On May 5, 2018, at 10:03 AM, James Propp <jamespropp@gmail.com> wrote:
My bogus solution was to insribe a regular tetrahedron in the sphere and then take four open spherical caps (Dan calls them disks), as large as possible, centered at the four points.
This doesn’t quite work: look at the midpoints of edges of the inscribed tetrahedron, projected outward onto the sphere.
I like this puzzle!
Jim
On Friday, May 4, 2018, James Propp <jamespropp@gmail.com> wrote:
Dan said “disjoint”.
I think I see an answer, but my solution seems so easy that I fear that I have misunderstood something.

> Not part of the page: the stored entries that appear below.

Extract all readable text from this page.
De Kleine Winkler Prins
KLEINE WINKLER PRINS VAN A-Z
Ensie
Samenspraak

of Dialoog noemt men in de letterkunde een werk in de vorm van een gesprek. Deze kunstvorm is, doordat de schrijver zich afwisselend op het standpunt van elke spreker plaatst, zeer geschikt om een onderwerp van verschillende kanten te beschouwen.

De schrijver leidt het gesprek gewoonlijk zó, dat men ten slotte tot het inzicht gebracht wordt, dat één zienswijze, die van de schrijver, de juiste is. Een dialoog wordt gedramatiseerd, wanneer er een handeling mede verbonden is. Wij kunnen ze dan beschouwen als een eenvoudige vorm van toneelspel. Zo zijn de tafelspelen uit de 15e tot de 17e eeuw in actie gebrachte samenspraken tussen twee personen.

But I fear to say more, less my solution turn out to be valid and I deprive others of the chance to solve the puzzle. I’ll consult with Dan and make sure my solution is bogus before posting it! :-)
Jim
On Friday, May 4, 2018, Allan Wechsler <acwacw@gmail.com> wrote:
Either p or -p, but not both? Because you can certainly cover the whole sphere with such disks.
On Fri, May 4, 2018 at 5:17 PM, Dan Asimov <dasimov@earthlink.net> wrote:
Define an open disk on the unit sphere S^2 centered at the point c in S^2 to be a set of the form
D = D(c,p,r) = {p in S^2 | dist(p, c) < r}
where 0 < r <= pi/2 and dist is distance measured along the sphere. Every such D is contained in some hemisphere.
Puzzle: ------- Suppose we have a collection of disjoint open disks on the unit sphere. Is is possible that for every point p of S^2, either p or its antipodal point -p lies inside some disk of the collection?